6. The oral airway device according to claim 5 wherein the device comprises a unique design at the distal end of the device so that when it is inserted in the patient's mouth, it rests above the epiglottis and above the trachea to allow for a close delivery of oxygen to the trachea.

7. The oral airway device according to claim 6 wherein the oral airway does not require endotracheal intubation, a laryngeal mask, or a strap.

8. The oral airway device according to claim 7 wherein the gas being supplied is oxygen.

9. The oral airway device according to claim 8 wherein the gas being monitored is carbon dioxide.

10. The oral airway device according to claim 9 wherein the diameter of the device is selected from the group consisting of 40 mm, 50 mm, 60 mm. 70 mm, 80 mm, 90 mm. 100 mm, and 110 mm.

11. The oral airway device according to claim 10 wherein the device is color coded based on its diameter.

12. The oral airway device according to claim 11 wherein the device may be inserted without the use of a lubricant or anesthesia.

13. The oral airway device according to claim 12 wherein the device may be made from a plastic non-toxic material selected from the group consisting of polyvinyl chloride, polypropylene, polyethylene, and polyethylene terephthalate.

14. The oral airway device according to claim 13 wherein the device comprises a curved portion to allow for depression of the tongue.

15. The oral airway device according to claim 14 wherein the device comprises a straight section referred to as a bite block to prevent a patient from biting through the device.
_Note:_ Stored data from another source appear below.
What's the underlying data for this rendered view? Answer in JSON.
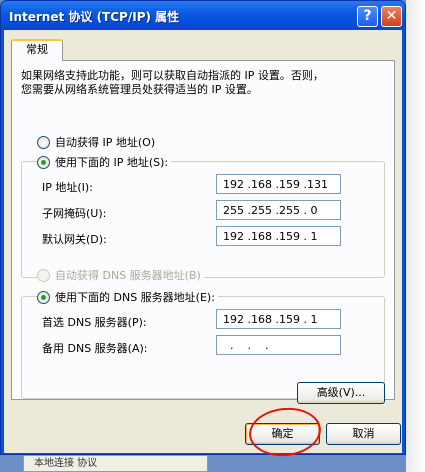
{
  "window": {
    "title": "Internet 协议 (TCP/IP) 属性",
    "help_label": "?",
    "close_label": "✕"
  },
  "tabs": [
    {
      "label": "常规",
      "selected": true
    }
  ],
  "description": "如果网络支持此功能，则可以获取自动指派的 IP 设置。否则，\n您需要从网络系统管理员处获得适当的 IP 设置。",
  "ip_section": {
    "auto_option": {
      "label": "自动获得 IP 地址(O)",
      "checked": false
    },
    "manual_option": {
      "label": "使用下面的 IP 地址(S):",
      "checked": true
    },
    "fields": [
      {
        "label": "IP 地址(I):",
        "value": "192 .168 .159 .131"
      },
      {
        "label": "子网掩码(U):",
        "value": "255 .255 .255 . 0"
      },
      {
        "label": "默认网关(D):",
        "value": "192 .168 .159 . 1"
      }
    ]
  },
  "dns_section": {
    "auto_option": {
      "label": "自动获得 DNS 服务器地址(B)",
      "checked": false,
      "disabled": true
    },
    "manual_option": {
      "label": "使用下面的 DNS 服务器地址(E):",
      "checked": true
    },
    "fields": [
      {
        "label": "首选 DNS 服务器(P):",
        "value": "192 .168 .159 . 1"
      },
      {
        "label": "备用 DNS 服务器(A):",
        "value": "  .    .    ."
      }
    ]
  },
  "buttons": {
    "advanced": "高级(V)...",
    "ok": "确定",
    "cancel": "取消"
  },
  "background_window": {
    "label": "本地连接 协议"
  },
  "colors": {
    "annotation": "#e01515",
    "titlebar": "#0450dd"
  }
}
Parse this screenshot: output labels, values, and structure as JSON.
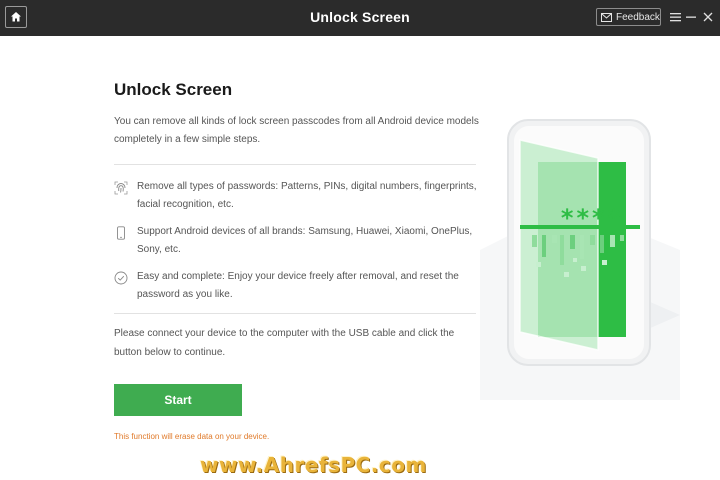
{
  "window": {
    "title": "Unlock Screen",
    "feedback_label": "Feedback"
  },
  "main": {
    "title": "Unlock Screen",
    "description": "You can remove all kinds of lock screen passcodes from all Android device models completely in a few simple steps.",
    "features": [
      {
        "icon": "fingerprint-icon",
        "text": "Remove all types of passwords: Patterns, PINs, digital numbers, fingerprints, facial recognition, etc."
      },
      {
        "icon": "phone-icon",
        "text": "Support Android devices of all brands: Samsung, Huawei, Xiaomi, OnePlus, Sony, etc."
      },
      {
        "icon": "check-circle-icon",
        "text": "Easy and complete: Enjoy your device freely after removal, and reset the password as you like."
      }
    ],
    "connect_text": "Please connect your device to the computer with the USB cable and click the button below to continue.",
    "start_label": "Start",
    "warning": "This function will erase data on your device."
  },
  "illustration": {
    "password_mask": "****",
    "accent_color": "#2ebd45"
  },
  "watermark": "www.AhrefsPC.com",
  "colors": {
    "titlebar": "#2b2b2b",
    "button": "#3fac50",
    "warning": "#e07a2a"
  }
}
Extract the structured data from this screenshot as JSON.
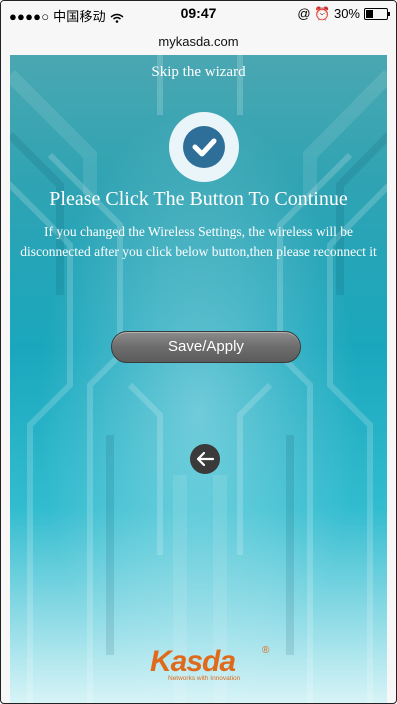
{
  "status_bar": {
    "carrier": "●●●●○ 中国移动",
    "wifi_icon": "wifi-icon",
    "time": "09:47",
    "right_text": "@ ⏰ 30%",
    "battery_level": 0.3
  },
  "browser": {
    "url": "mykasda.com"
  },
  "wizard": {
    "skip_label": "Skip the wizard",
    "title": "Please Click The Button To Continue",
    "description": "If you changed the Wireless Settings, the wireless will be disconnected after you click below button,then please reconnect it",
    "save_label": "Save/Apply",
    "back_icon": "arrow-left-icon",
    "check_icon": "checkmark-icon"
  },
  "logo": {
    "brand": "Kasda",
    "registered": "®",
    "tagline": "Networks with Innovation",
    "brand_color": "#e06a1c"
  },
  "colors": {
    "accent_teal": "#1aa7bd",
    "button_gray": "#6d6d6d",
    "badge_blue": "#2e6f9a"
  }
}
16. The oral airway device according to claim 15 wherein the device comprises a converging section on the outside circumference of the bite block to allow the teeth to glide across this section and remain in the area between the flair and the converging section defining a retention compartment for preventing movement of the device in relation to the patient's front teeth.

17. The oral airway device according to claim 16 wherein the position of the converging section may be adjusted by slidingly moving it along the bite block to allow the gap to be adjusted between the converging section and the flair.
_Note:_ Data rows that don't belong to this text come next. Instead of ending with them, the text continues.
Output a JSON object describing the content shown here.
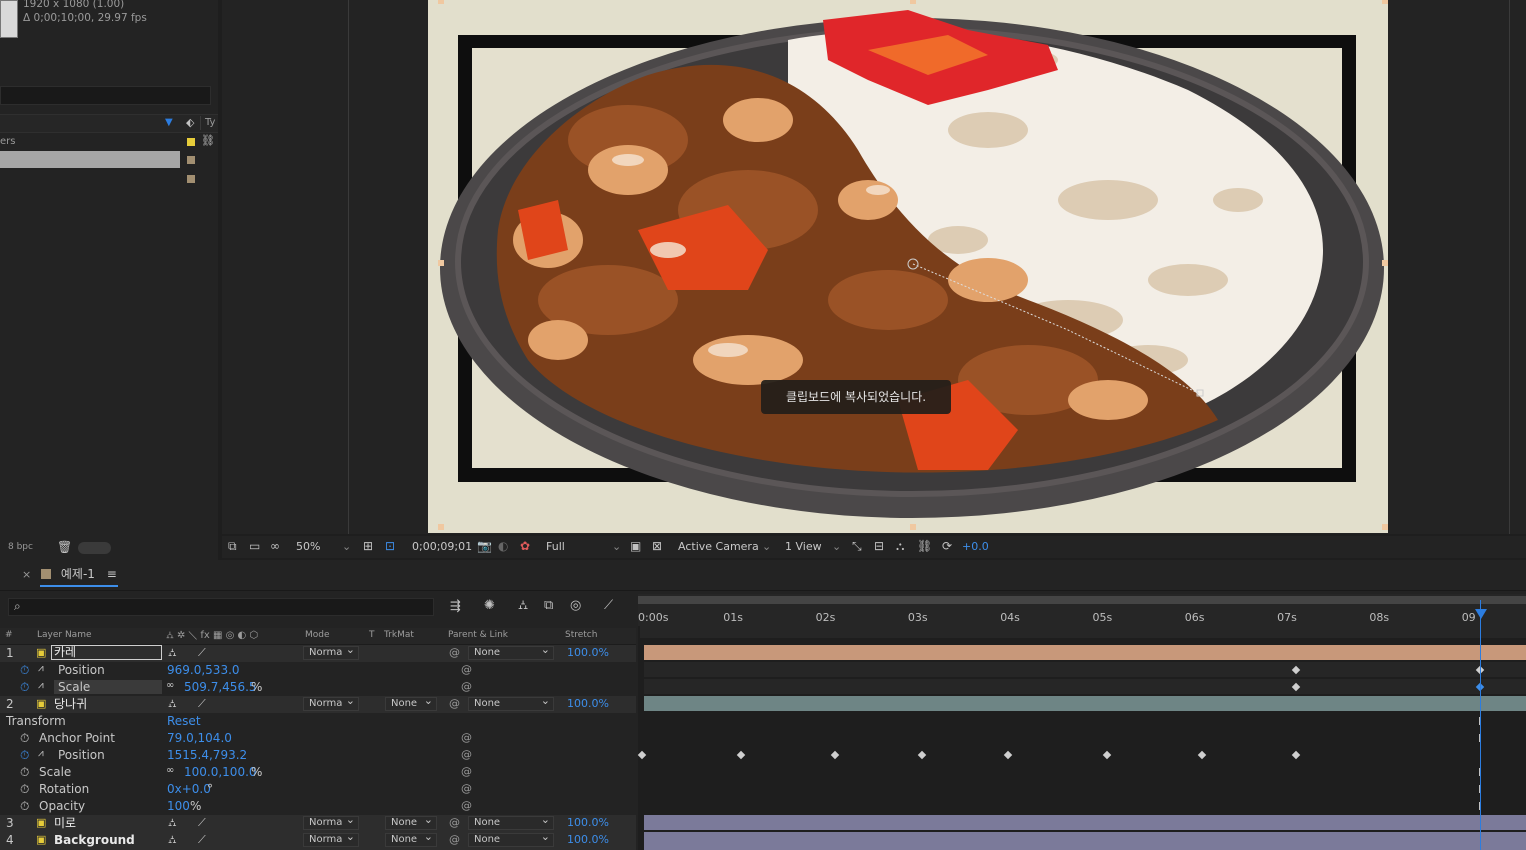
{
  "project": {
    "info_line1": "1920 x 1080 (1.00)",
    "info_line2": "Δ 0;00;10;00, 29.97 fps",
    "column_partial_label": "ers",
    "column_type_partial": "Ty",
    "bpc": "8 bpc"
  },
  "viewer": {
    "toast": "클립보드에 복사되었습니다.",
    "zoom": "50%",
    "timecode": "0;00;09;01",
    "resolution": "Full",
    "camera": "Active Camera",
    "views": "1 View",
    "exposure": "+0.0"
  },
  "timeline": {
    "comp_tab": "예제-1",
    "headers": {
      "num": "#",
      "layer_name": "Layer Name",
      "mode": "Mode",
      "t": "T",
      "trkmat": "TrkMat",
      "parent": "Parent & Link",
      "stretch": "Stretch"
    },
    "ruler_ticks": [
      "0:00s",
      "01s",
      "02s",
      "03s",
      "04s",
      "05s",
      "06s",
      "07s",
      "08s",
      "09"
    ],
    "playhead_seconds": 9.03,
    "layers": [
      {
        "num": "1",
        "name": "카레",
        "mode": "Norma",
        "trkmat": "",
        "parent": "None",
        "stretch": "100.0%",
        "props": [
          {
            "name": "Position",
            "value": "969.0,533.0"
          },
          {
            "name": "Scale",
            "value": "509.7,456.5",
            "unit": "%"
          }
        ]
      },
      {
        "num": "2",
        "name": "당나귀",
        "mode": "Norma",
        "trkmat": "None",
        "parent": "None",
        "stretch": "100.0%",
        "transform_label": "Transform",
        "reset_label": "Reset",
        "props": [
          {
            "name": "Anchor Point",
            "value": "79.0,104.0"
          },
          {
            "name": "Position",
            "value": "1515.4,793.2"
          },
          {
            "name": "Scale",
            "value": "100.0,100.0",
            "unit": "%"
          },
          {
            "name": "Rotation",
            "value": "0x+0.0",
            "unit": "°"
          },
          {
            "name": "Opacity",
            "value": "100",
            "unit": "%"
          }
        ]
      },
      {
        "num": "3",
        "name": "미로",
        "mode": "Norma",
        "trkmat": "None",
        "parent": "None",
        "stretch": "100.0%"
      },
      {
        "num": "4",
        "name": "Background",
        "mode": "Norma",
        "trkmat": "None",
        "parent": "None",
        "stretch": "100.0%"
      }
    ]
  },
  "colors": {
    "accent_blue": "#3d8eea",
    "layer1_bar": "#c8987a",
    "layer2_bar": "#6e8585",
    "layer34_bar": "#7b7a9a",
    "label_yellow": "#e6cc3a",
    "label_tan": "#a28f71"
  }
}
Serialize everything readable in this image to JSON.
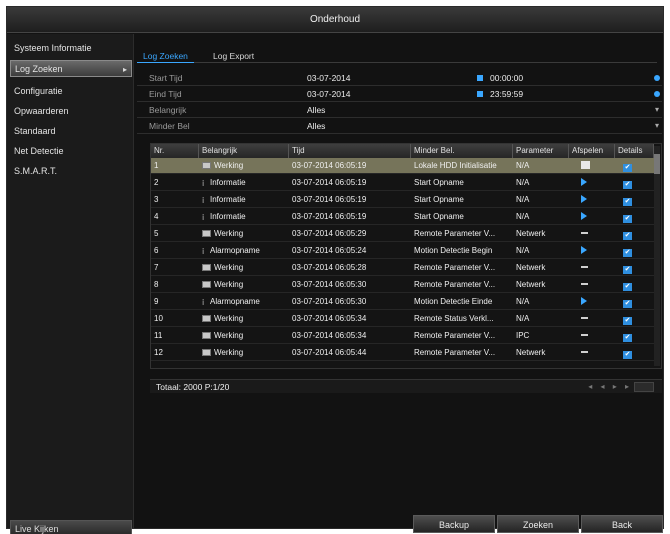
{
  "window": {
    "title": "Onderhoud"
  },
  "sidebar": {
    "items": [
      {
        "label": "Systeem Informatie"
      },
      {
        "label": "Log Zoeken",
        "arrow": "▸"
      },
      {
        "label": "Configuratie"
      },
      {
        "label": "Opwaarderen"
      },
      {
        "label": "Standaard"
      },
      {
        "label": "Net Detectie"
      },
      {
        "label": "S.M.A.R.T."
      }
    ],
    "live_button": "Live Kijken"
  },
  "tabs": [
    {
      "label": "Log Zoeken"
    },
    {
      "label": "Log Export"
    }
  ],
  "filters": {
    "start_label": "Start Tijd",
    "start_date": "03-07-2014",
    "start_time": "00:00:00",
    "end_label": "Eind Tijd",
    "end_date": "03-07-2014",
    "end_time": "23:59:59",
    "priority_label": "Belangrijk",
    "priority_value": "Alles",
    "minor_label": "Minder Bel",
    "minor_value": "Alles"
  },
  "table": {
    "headers": [
      "Nr.",
      "Belangrijk",
      "Tijd",
      "Minder Bel.",
      "Parameter",
      "Afspelen",
      "Details"
    ],
    "rows": [
      {
        "nr": "1",
        "type": "Werking",
        "icon": "warn",
        "time": "03-07-2014 06:05:19",
        "minor": "Lokale HDD Initialisatie",
        "param": "N/A",
        "play": "stop",
        "selected": true
      },
      {
        "nr": "2",
        "type": "Informatie",
        "icon": "info",
        "time": "03-07-2014 06:05:19",
        "minor": "Start Opname",
        "param": "N/A",
        "play": "play"
      },
      {
        "nr": "3",
        "type": "Informatie",
        "icon": "info",
        "time": "03-07-2014 06:05:19",
        "minor": "Start Opname",
        "param": "N/A",
        "play": "play"
      },
      {
        "nr": "4",
        "type": "Informatie",
        "icon": "info",
        "time": "03-07-2014 06:05:19",
        "minor": "Start Opname",
        "param": "N/A",
        "play": "play"
      },
      {
        "nr": "5",
        "type": "Werking",
        "icon": "warn",
        "time": "03-07-2014 06:05:29",
        "minor": "Remote Parameter V...",
        "param": "Netwerk",
        "play": "dash"
      },
      {
        "nr": "6",
        "type": "Alarmopname",
        "icon": "info",
        "time": "03-07-2014 06:05:24",
        "minor": "Motion Detectie Begin",
        "param": "N/A",
        "play": "play"
      },
      {
        "nr": "7",
        "type": "Werking",
        "icon": "warn",
        "time": "03-07-2014 06:05:28",
        "minor": "Remote Parameter V...",
        "param": "Netwerk",
        "play": "dash"
      },
      {
        "nr": "8",
        "type": "Werking",
        "icon": "warn",
        "time": "03-07-2014 06:05:30",
        "minor": "Remote Parameter V...",
        "param": "Netwerk",
        "play": "dash"
      },
      {
        "nr": "9",
        "type": "Alarmopname",
        "icon": "info",
        "time": "03-07-2014 06:05:30",
        "minor": "Motion Detectie Einde",
        "param": "N/A",
        "play": "play"
      },
      {
        "nr": "10",
        "type": "Werking",
        "icon": "warn",
        "time": "03-07-2014 06:05:34",
        "minor": "Remote Status Verkl...",
        "param": "N/A",
        "play": "dash"
      },
      {
        "nr": "11",
        "type": "Werking",
        "icon": "warn",
        "time": "03-07-2014 06:05:34",
        "minor": "Remote Parameter V...",
        "param": "IPC",
        "play": "dash"
      },
      {
        "nr": "12",
        "type": "Werking",
        "icon": "warn",
        "time": "03-07-2014 06:05:44",
        "minor": "Remote Parameter V...",
        "param": "Netwerk",
        "play": "dash"
      }
    ]
  },
  "footer": {
    "total_label": "Totaal:",
    "total_value": "2000",
    "page": "P:1/20"
  },
  "buttons": {
    "backup": "Backup",
    "search": "Zoeken",
    "back": "Back"
  },
  "colors": {
    "accent": "#3aa7ff",
    "selected_row": "#76745a",
    "background": "#121212"
  },
  "icons": {
    "detail": "check-icon",
    "play": "play-icon",
    "warning": "warning-icon",
    "info": "info-icon"
  }
}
18. The oral airway device according to claim 17 wherein the position of the flair may be adjusted by slidingly moving it along the bite block to allow the gap to be adjusted between the converging section and the flair. 19, The oral airway device according to claim 18 wherein both the position of the flair and the converging section may be adjusted by slidingly moving it along the bite block to adjust the distance between the distal end of the oral airway device and the patient's trachea.
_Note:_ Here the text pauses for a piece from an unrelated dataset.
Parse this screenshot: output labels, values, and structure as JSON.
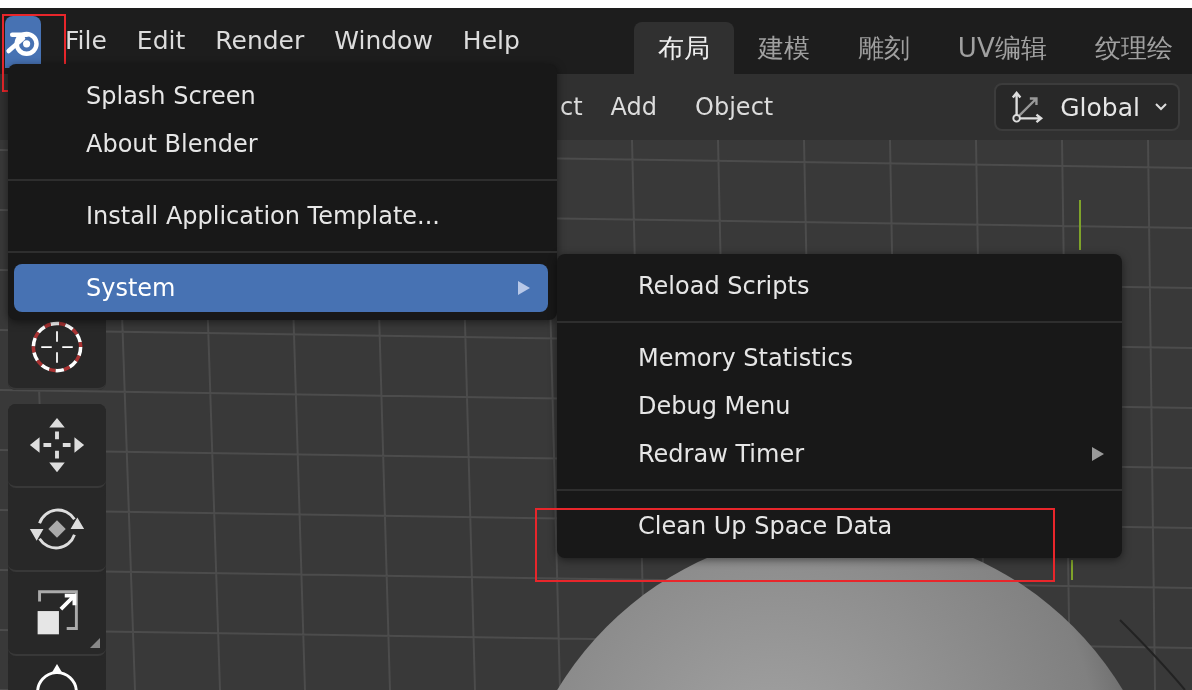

20. A method for inserting an oral airway device into the mouth of a patient comprising the steps of: a. adjusting the position of the converging section by slidingly moving it along the bite block until the desired distance between the distal end of the oral airway device and the patient's trachea is reached;b. adjusting the position of the flair by slidingly moving it along the bite block until the desired distance between the flair and the converging section is reached;c. inserting the oral airway device according to claim 19 into the mouth of the patient until the front teeth slidingly glide along the outside diameter of the hollow curved tubular member and the straight section of the bite block;d. further pushing the oral airway device into the mouth of the patient until the front teeth of the patient slidingly glide from the distal end of the converging section towards the proximal end of the converging section; ande. cease pushing the oral airway device into the mouth of the patient when the teeth slide off the converging section allowing the patient to clamp down so that the front teeth are wedged between the converging section and the flair, wherein this gap defines a retention compartment for preventing movement of the oral airway device in relation to the patient's teeth without the use of a strap.